I open the door as slowly as I can, inch by inch, trying to be as quiet as possible. If Justin is sleeping, no use waking him up and risking another one of his lectures at this point. When I get the door open enough to slip through, I peek in, but the hall is empty. I come in quickly, go to pull the door behind me, and then turn to tiptoe as fast as I can to my room. But just as I’m taking my first step, a body appears in the middle of the hallway and I nearly jump out of my skin.
Chapter Six
“Fuck!” I do my best not to scream at the top of my lungs, even though my heart is going a mile a minute from the scare. He must have come out of his bedroom while I had my back turned to close the screen door. God damn you, Jaden, I curse myself. Terrible timing once again.
“Do you have a problem with using front doors or something?” Justin asks in a composed way, his arms folded across his chest, hulking body seemingly taking up much of the hall.
“It was locked,” I retort bluntly. “And I didn’t want to wake you up.”

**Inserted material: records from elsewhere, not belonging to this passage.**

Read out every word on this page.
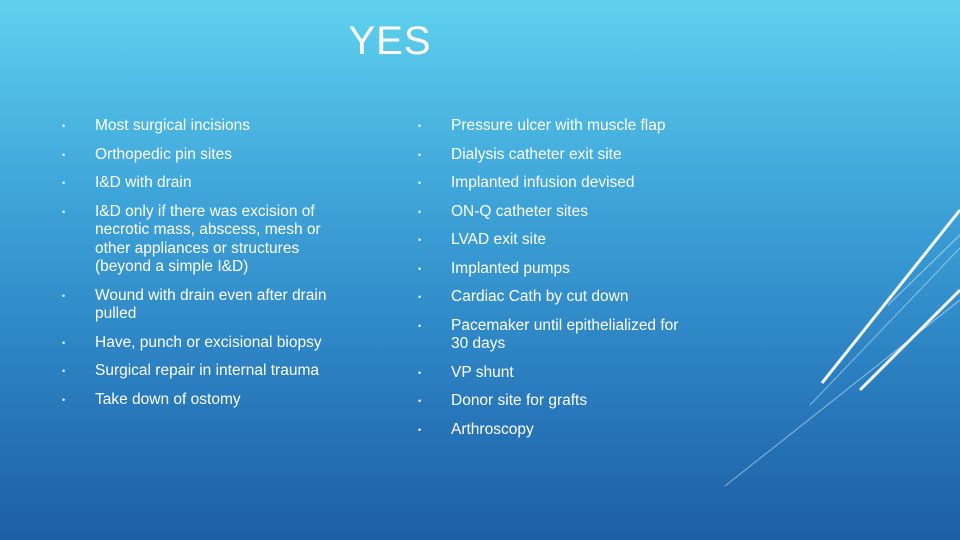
YES
• Most surgical incisions
• Orthopedic pin sites
• I&D with drain
• I&D only if there was excision of necrotic mass, abscess, mesh or other appliances or structures (beyond a simple I&D)
• Wound with drain even after drain pulled
• Have, punch or excisional biopsy
• Surgical repair in internal trauma
• Take down of ostomy
• Pressure ulcer with muscle flap
• Dialysis catheter exit site
• Implanted infusion devised
• ON-Q catheter sites
• LVAD exit site
• Implanted pumps
• Cardiac Cath by cut down
• Pacemaker until epithelialized for 30 days
• VP shunt
• Donor site for grafts
• Arthroscopy
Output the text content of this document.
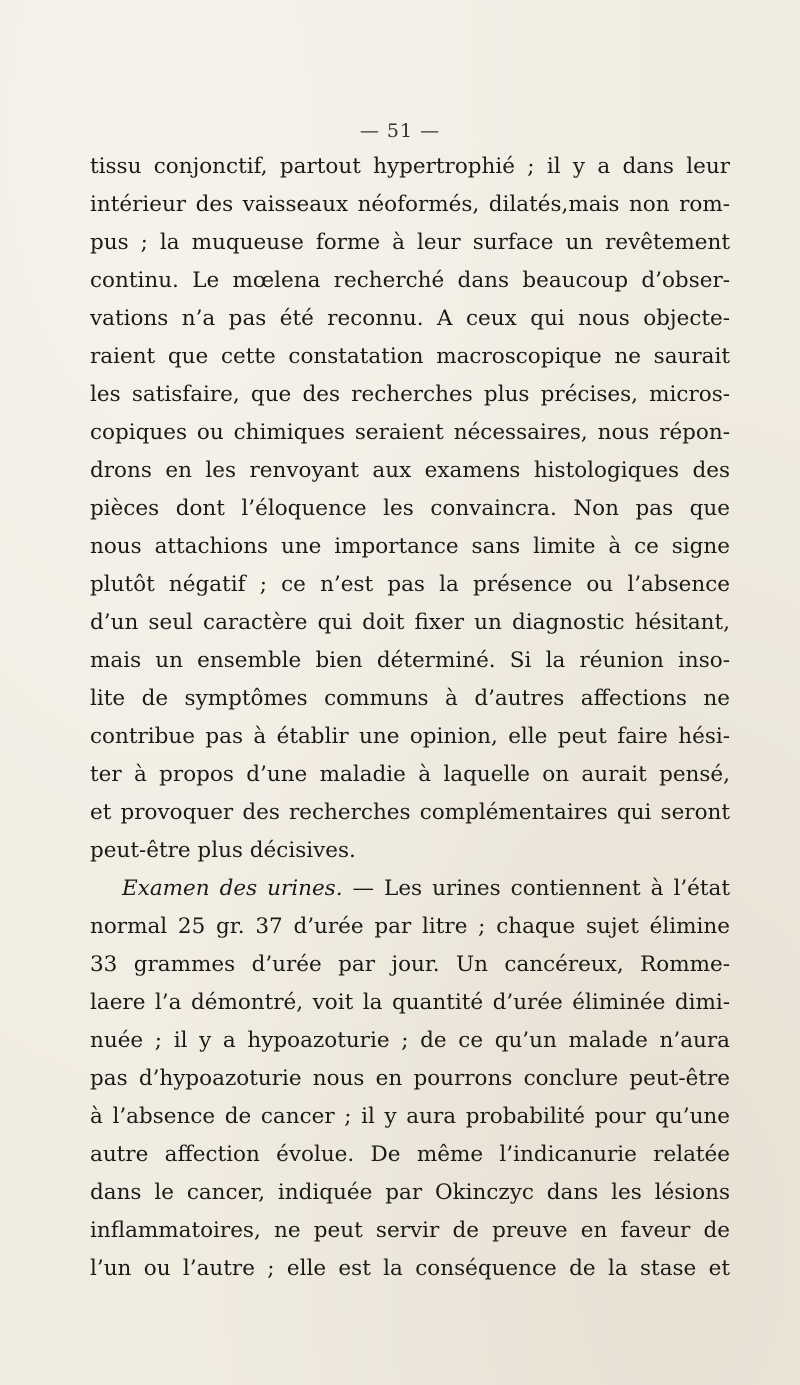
— 51 —
tissu conjonctif, partout hypertrophié ; il y a dans leur
intérieur des vaisseaux néoformés, dilatés,mais non rom-
pus ; la muqueuse forme à leur surface un revêtement
continu. Le mœlena recherché dans beaucoup d’obser-
vations n’a pas été reconnu. A ceux qui nous objecte-
raient que cette constatation macroscopique ne saurait
les satisfaire, que des recherches plus précises, micros-
copiques ou chimiques seraient nécessaires, nous répon-
drons en les renvoyant aux examens histologiques des
pièces dont l’éloquence les convaincra. Non pas que
nous attachions une importance sans limite à ce signe
plutôt négatif ; ce n’est pas la présence ou l’absence
d’un seul caractère qui doit fixer un diagnostic hésitant,
mais un ensemble bien déterminé. Si la réunion inso-
lite de symptômes communs à d’autres affections ne
contribue pas à établir une opinion, elle peut faire hési-
ter à propos d’une maladie à laquelle on aurait pensé,
et provoquer des recherches complémentaires qui seront
peut-être plus décisives.
Examen des urines. — Les urines contiennent à l’état
normal 25 gr. 37 d’urée par litre ; chaque sujet élimine
33 grammes d’urée par jour. Un cancéreux, Romme-
laere l’a démontré, voit la quantité d’urée éliminée dimi-
nuée ; il y a hypoazoturie ; de ce qu’un malade n’aura
pas d’hypoazoturie nous en pourrons conclure peut-être
à l’absence de cancer ; il y aura probabilité pour qu’une
autre affection évolue. De même l’indicanurie relatée
dans le cancer, indiquée par Okinczyc dans les lésions
inflammatoires, ne peut servir de preuve en faveur de
l’un ou l’autre ; elle est la conséquence de la stase et
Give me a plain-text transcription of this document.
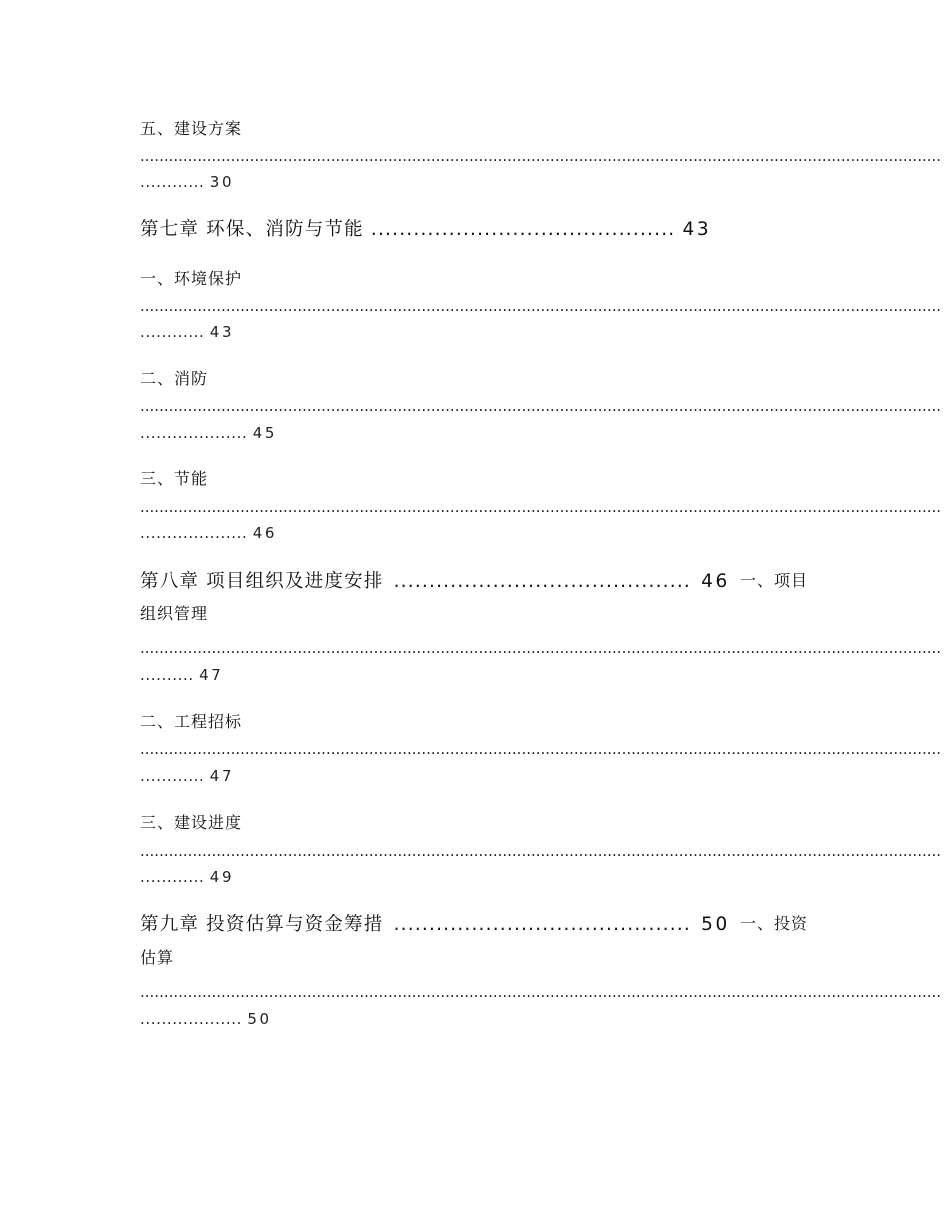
五、建设方案
........................................................................................................................................................................
............ 30
第七章 环保、消防与节能 ........................................... 43
一、环境保护
........................................................................................................................................................................
............ 43
二、消防
........................................................................................................................................................................
.................... 45
三、节能
........................................................................................................................................................................
.................... 46
第八章 项目组织及进度安排 .......................................... 46 一、项目
组织管理
........................................................................................................................................................................
.......... 47
二、工程招标
........................................................................................................................................................................
............ 47
三、建设进度
........................................................................................................................................................................
............ 49
第九章 投资估算与资金筹措 .......................................... 50 一、投资
估算
........................................................................................................................................................................
................... 50
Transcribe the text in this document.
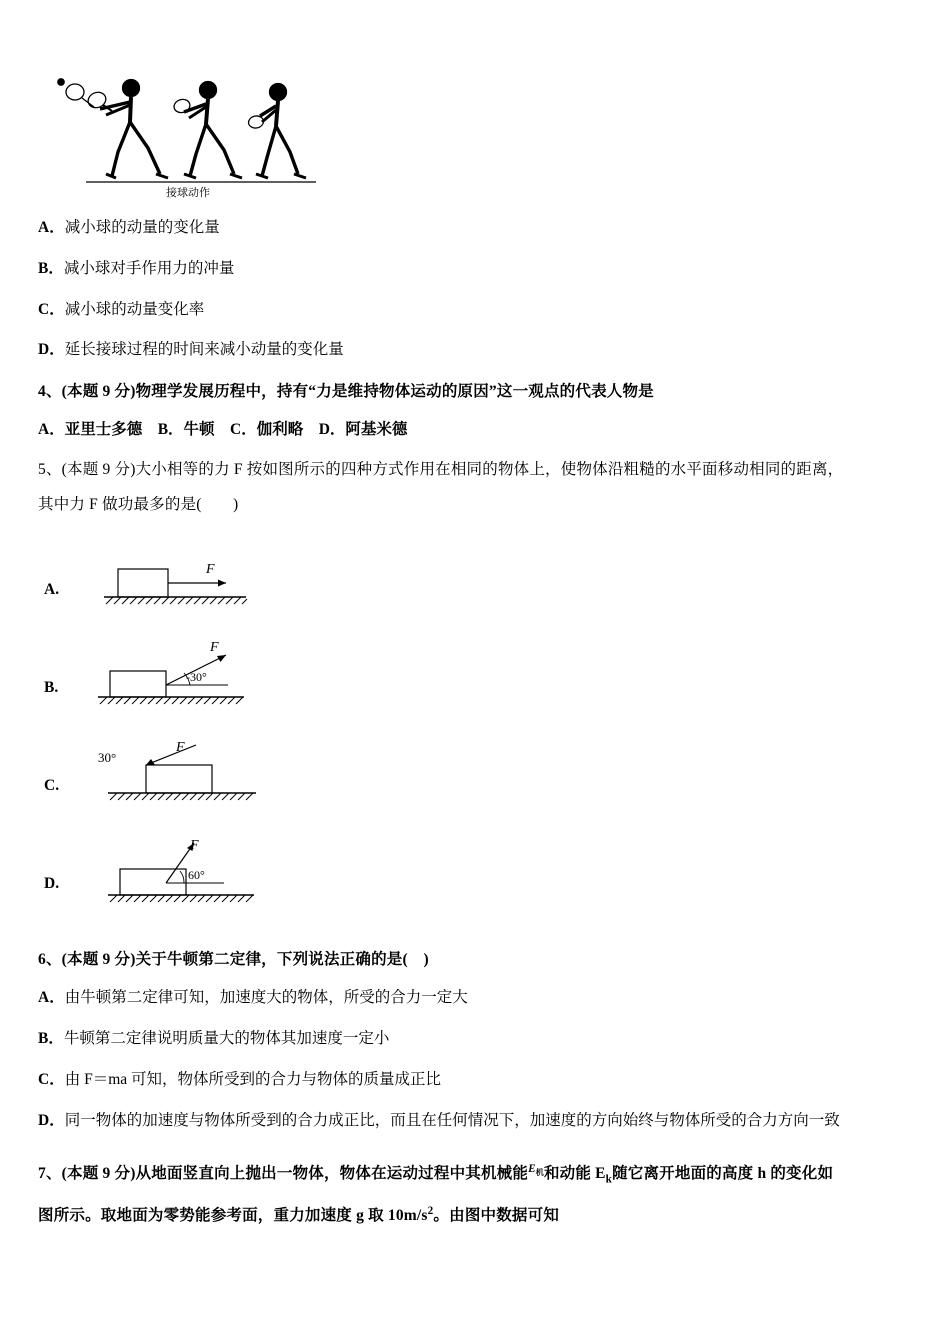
接球动作

A．减小球的动量的变化量

B．减小球对手作用力的冲量

C．减小球的动量变化率

D．延长接球过程的时间来减小动量的变化量

4、(本题 9 分)物理学发展历程中，持有“力是维持物体运动的原因”这一观点的代表人物是

A．亚里士多德　B．牛顿　C．伽利略　D．阿基米德

5、(本题 9 分)大小相等的力 F 按如图所示的四种方式作用在相同的物体上，使物体沿粗糙的水平面移动相同的距离，

其中力 F 做功最多的是(　　)

A.
F
B.
F
-30°
C.
F
30°
D.
F
60°

6、(本题 9 分)关于牛顿第二定律，下列说法正确的是(　)

A．由牛顿第二定律可知，加速度大的物体，所受的合力一定大

B．牛顿第二定律说明质量大的物体其加速度一定小

C．由 F＝ma 可知，物体所受到的合力与物体的质量成正比

D．同一物体的加速度与物体所受到的合力成正比，而且在任何情况下，加速度的方向始终与物体所受的合力方向一致

7、(本题 9 分)从地面竖直向上抛出一物体，物体在运动过程中其机械能$^{E_机}$和动能 $E_k$随它离开地面的高度 h 的变化如

图所示。取地面为零势能参考面，重力加速度 g 取 $10m/s^2$。由图中数据可知
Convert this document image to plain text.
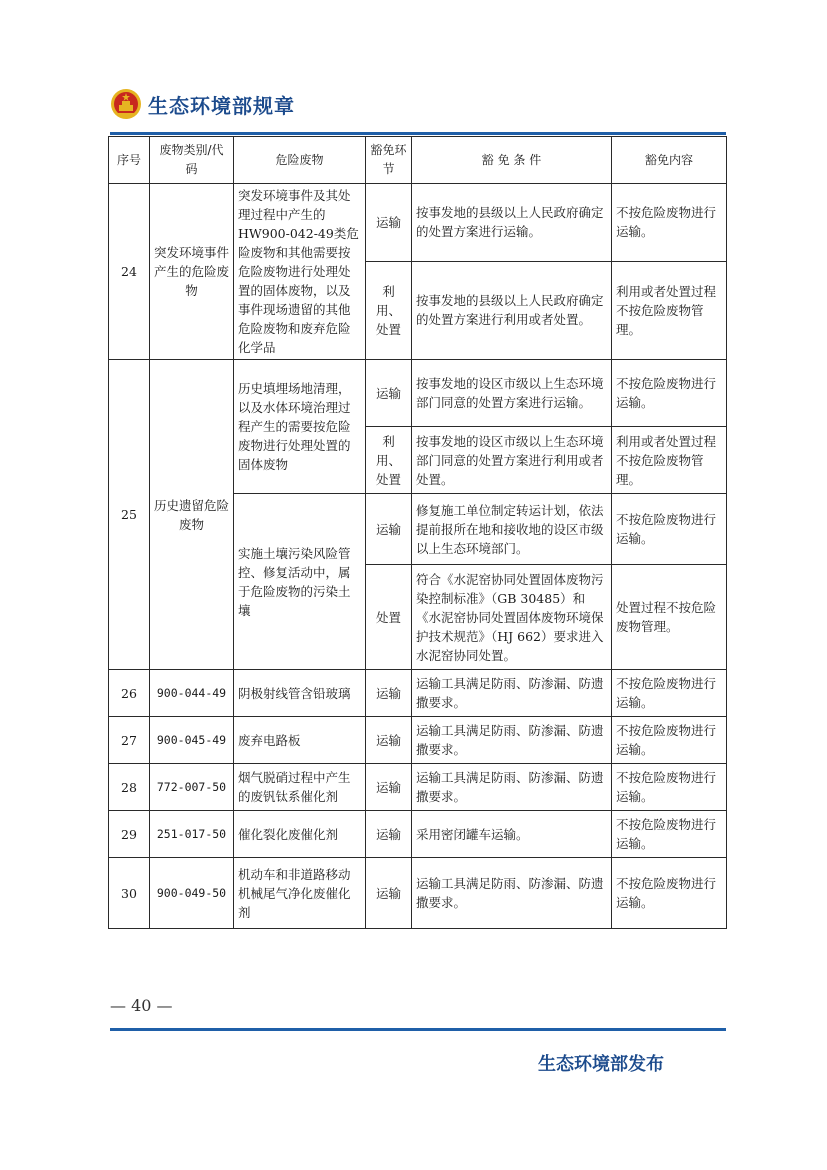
生态环境部规章
序号	废物类别/代码	危险废物	豁免环节	豁 免 条 件	豁免内容
24	突发环境事件产生的危险废物	突发环境事件及其处理过程中产生的HW900-042-49类危险废物和其他需要按危险废物进行处理处置的固体废物，以及事件现场遗留的其他危险废物和废弃危险化学品	运输	按事发地的县级以上人民政府确定的处置方案进行运输。	不按危险废物进行运输。
			利用、处置	按事发地的县级以上人民政府确定的处置方案进行利用或者处置。	利用或者处置过程不按危险废物管理。
25	历史遗留危险废物	历史填埋场地清理，以及水体环境治理过程产生的需要按危险废物进行处理处置的固体废物	运输	按事发地的设区市级以上生态环境部门同意的处置方案进行运输。	不按危险废物进行运输。
			利用、处置	按事发地的设区市级以上生态环境部门同意的处置方案进行利用或者处置。	利用或者处置过程不按危险废物管理。
		实施土壤污染风险管控、修复活动中，属于危险废物的污染土壤	运输	修复施工单位制定转运计划，依法提前报所在地和接收地的设区市级以上生态环境部门。	不按危险废物进行运输。
			处置	符合《水泥窑协同处置固体废物污染控制标准》（GB 30485）和《水泥窑协同处置固体废物环境保护技术规范》（HJ 662）要求进入水泥窑协同处置。	处置过程不按危险废物管理。
26	900-044-49	阴极射线管含铅玻璃	运输	运输工具满足防雨、防渗漏、防遗撒要求。	不按危险废物进行运输。
27	900-045-49	废弃电路板	运输	运输工具满足防雨、防渗漏、防遗撒要求。	不按危险废物进行运输。
28	772-007-50	烟气脱硝过程中产生的废钒钛系催化剂	运输	运输工具满足防雨、防渗漏、防遗撒要求。	不按危险废物进行运输。
29	251-017-50	催化裂化废催化剂	运输	采用密闭罐车运输。	不按危险废物进行运输。
30	900-049-50	机动车和非道路移动机械尾气净化废催化剂	运输	运输工具满足防雨、防渗漏、防遗撒要求。	不按危险废物进行运输。
— 40 —
生态环境部发布
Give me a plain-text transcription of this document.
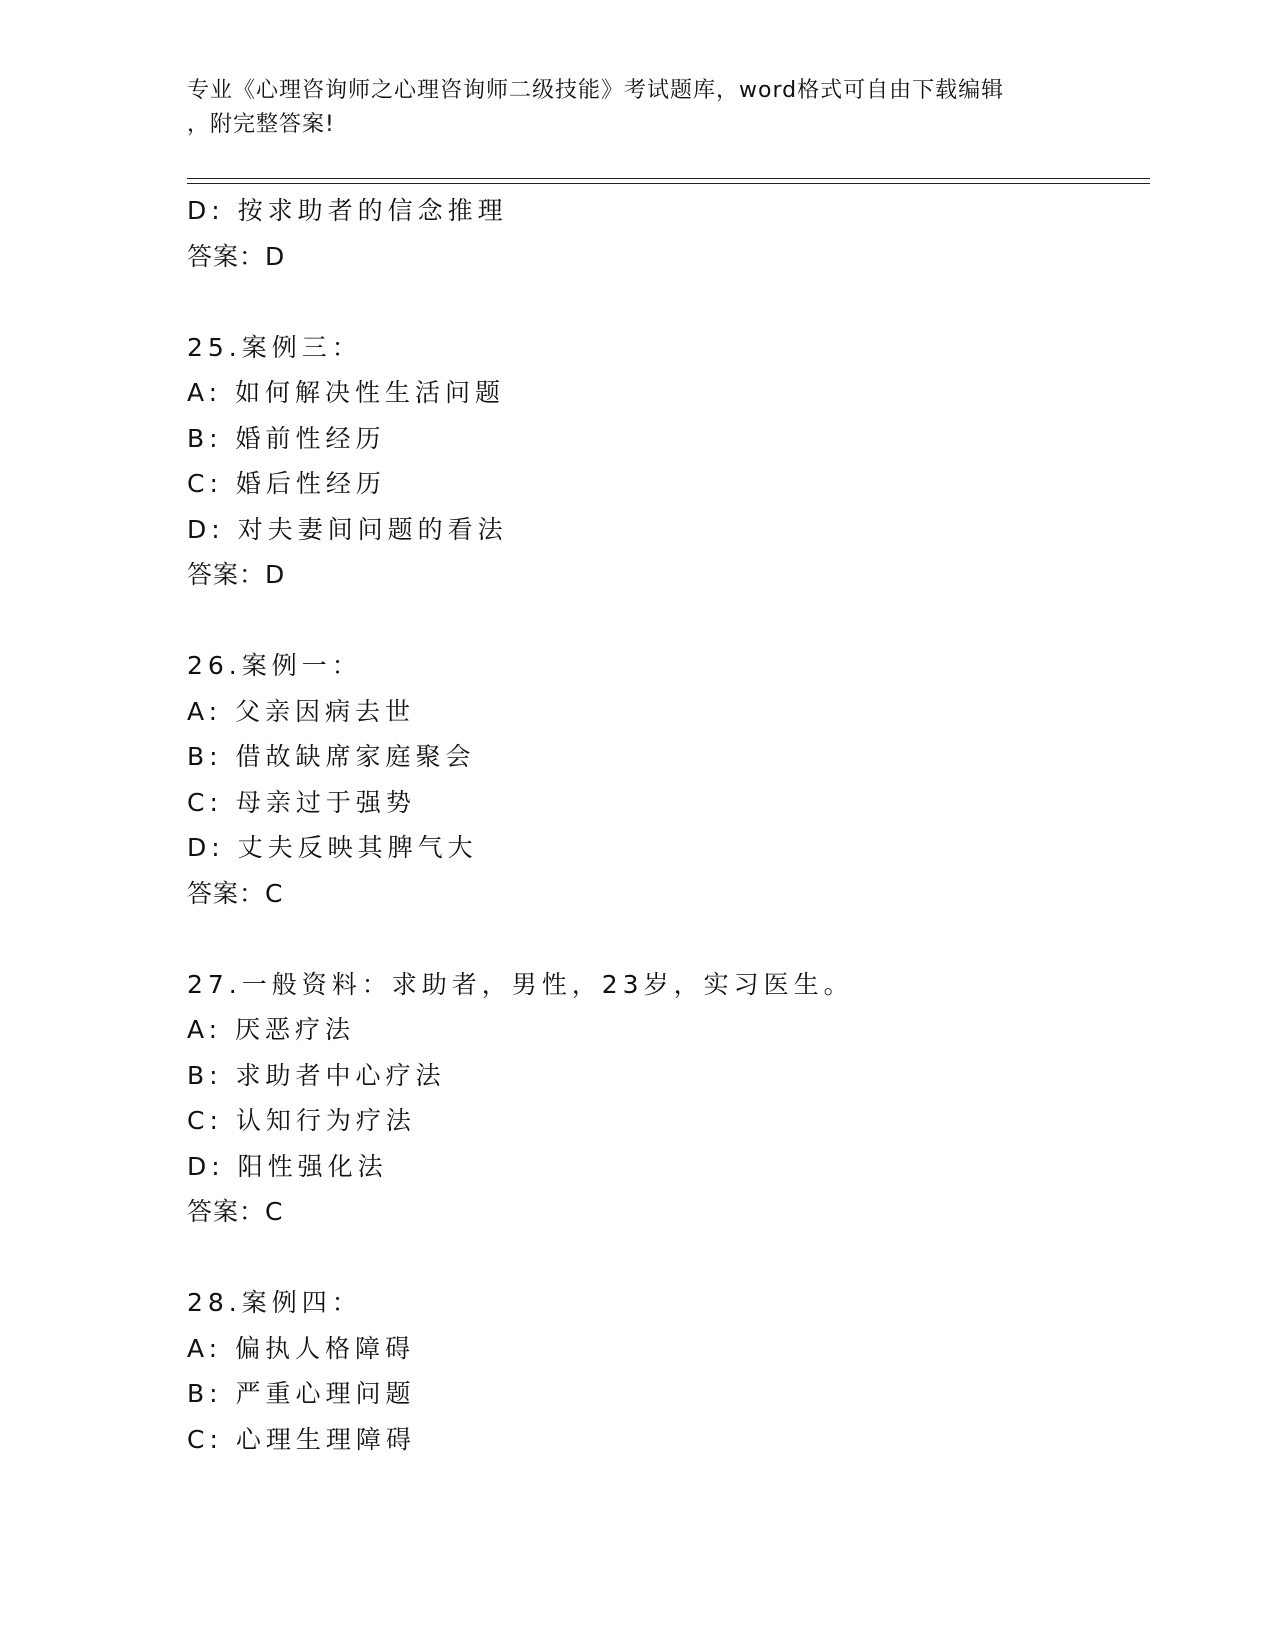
专业《心理咨询师之心理咨询师二级技能》考试题库，word格式可自由下载编辑
，附完整答案!
D: 按求助者的信念推理
答案：D
25.案例三：
A: 如何解决性生活问题
B: 婚前性经历
C: 婚后性经历
D: 对夫妻间问题的看法
答案：D
26.案例一：
A: 父亲因病去世
B: 借故缺席家庭聚会
C: 母亲过于强势
D: 丈夫反映其脾气大
答案：C
27.一般资料：求助者，男性，23岁，实习医生。
A: 厌恶疗法
B: 求助者中心疗法
C: 认知行为疗法
D: 阳性强化法
答案：C
28.案例四：
A: 偏执人格障碍
B: 严重心理问题
C: 心理生理障碍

“It’s nine-thirty,” Justin says dryly. “I know you don’t think I’m very cool, but I’m not that much of a square to go to bed before ten p.m.”
“Well, excuse me, I didn’t know what time it was,” I say. Suddenly finding this whole thing absurd, I let out a giggle as I go to squeeze around him to get into my room—or should I say Jessica’s old room. “There’s no clocks at the beach.”
“Are you high?” he asks, following me into the room, which I was hoping he wouldn’t do, considering I’m dying for my smoke. Oh, well, he already knew about my habit, so it’s not like it could come as that big of a shock to him to see me smoking. Ignoring his question, I pull open the top drawer and start rustling around. I know I stashed it in here somewhere, but I’m not seeing it now—just clothes…
“Looking for something?
” Justin interrupts me. My searching has gone frantic as I become more desperate for that cig by the nanosecond. I’m also not sure if I’m going crazy since I was sure I put it here…
“Dude, you went through my stuff!” I snap loudly, turning to face him full on. It’s not all that wise to mess with me when I’m jonesing. I could go into full blown shit-fit mode in less than point-two seconds, but I guess Justin doesn’t know that about me yet. “And you took my cigarette? Well, fuck you. I want it back. That was my only one! C’mon, man, I’m in withdrawals here.”
“Good, because you’re quitting,” he says unapologetically. Then, before I even realize what’s happening, he’s marching up to me and taking me by the arm. “And what did I tell you about speaking to me with that language? Come on, we’re going straight into the bathroom where I can clean out that foul little mouth of yours.”
I’m in shock, spluttering helplessly as he half-pushes, half-drags me across the room by my arm, his free hand on the back of my neck. “Wait, you’re not serious…?” I finally manage to get out, tripping over my own feet as I try to keep up with how fast he’s making me walk.
“Does this seem like a joke to you?” We’re in the hallway now, and then Justin is shoving open the door of the bathroom with his shoulder, never releasing his grip on me. “You sneak back in here after disappearing for hours, soaking wet, high, and cursing me. Let me set one thing straight with you right now, young lady; these little behavioral problems aren’t going to fly with me. Do you understand?”
He has me back up against the sink now, his arms encompassing me, staring right into my face. He’s making no effort to reach for a bar of soap, so I take that for a good sign at least, and decide maybe if I play the sorry card he’ll forget this whole thing.